For Patients with MPNs, Managing Early Satiety ‘Can Be Really Tricky’

Patients with myeloproliferative neoplasms (MPNs) — blood cancers that cause the bone marrow to overproducer red or white blood cells or platelets, including polycythemia vera, essential thrombocythemia and myelofibrosis — can experience early satiety, or a sense of fullness soon after they start eating, due the disease’s impact on their body.

“Part of the reason it happens in MPNs is because of splenomegaly, (which) is when your spleen is enlarged,” explained Amanda Smith, a registered nurse at the Huntsman Cancer Institute at the University of Utah. “And that can happen for a few different reasons, but one of the jobs of the spleen is to filter the blood, so when you have an MPN and you have too many platelets or other types of blood cells, then your spleen is … just working so hard to try and filter all those cells, and it gets too big. And then there’s just not room in your abdomen.”

Learn more: Hydration and Movement Are Important for Patients With MPNs

This reduced food intake can, in turn, have an effect on patients’ quality of life and nutrition.

If you’re not able to eat, it can be really frustrating,” Smith said. “And I think (for) anyone who’s ever had a short period of time where you’ve been unable to eat, you know how run down you can feel, and that lack of energy. You’re not getting energy from food as you normally would. And so, it can compound with other things to make you feel just really extra run down. Nutrition is important for our immune systems. And so, it can really have a spiraling effect, if we can’t get it under control.”

Learn more: Diet May Impact Symptom Burden in Myeloproliferative Neoplasms

Doris Piccinin, a registered dietitian in the department of patient and family services at Abramson Cancer Center of the University of Pennsylvania in Philadelphia, previously told CURE that 30% of patients with MPNs who are receiving active treatment experience weight loss, which can lead to loss of muscle mass — and strong muscles, as she noted, can help a patient maintain an effective immune system, tolerate treatments and stay physically active.

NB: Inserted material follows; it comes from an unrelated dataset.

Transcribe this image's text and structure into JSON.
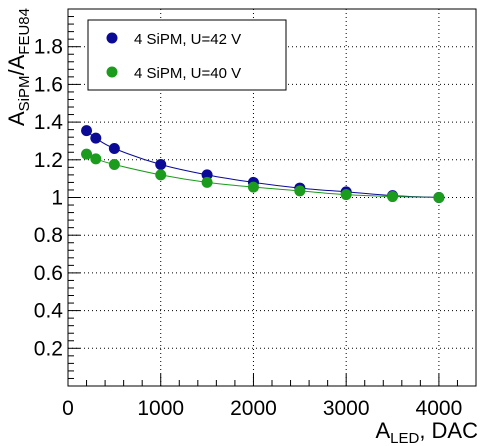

Smith explained why communication between patients and their care teams is important as well as what patients can eat in an effort to reduce effects of early satiety.

Transcript:

Some people can be very stable with this symptom for a long time. And as with a lot of things in medicine, the important thing to watch out for is change. You can have a symptom, and it can be stable and may or may not be something to worry about. But if you’ve had an acute change, if something gets a lot worse, it’s definitely something that we would want to know about.

Those higher calorie foods that you can get down, we would encourage that. We’re also looking at electrolytes a lot, so we’re wanting to make sure those are balanced. High-protein, high-fat types of things, but also just things that you are able to eat. So, it can be really tricky.

A big one too, is that a lot of our medications can help shrink the spleen, so medication adherence is huge. Often people feel so much better that they don’t need to be reminded, because it’s so critical to stay on the regimen that the doctor prescribes. So, that can help a lot.

This transcript has been edited for length and clarity.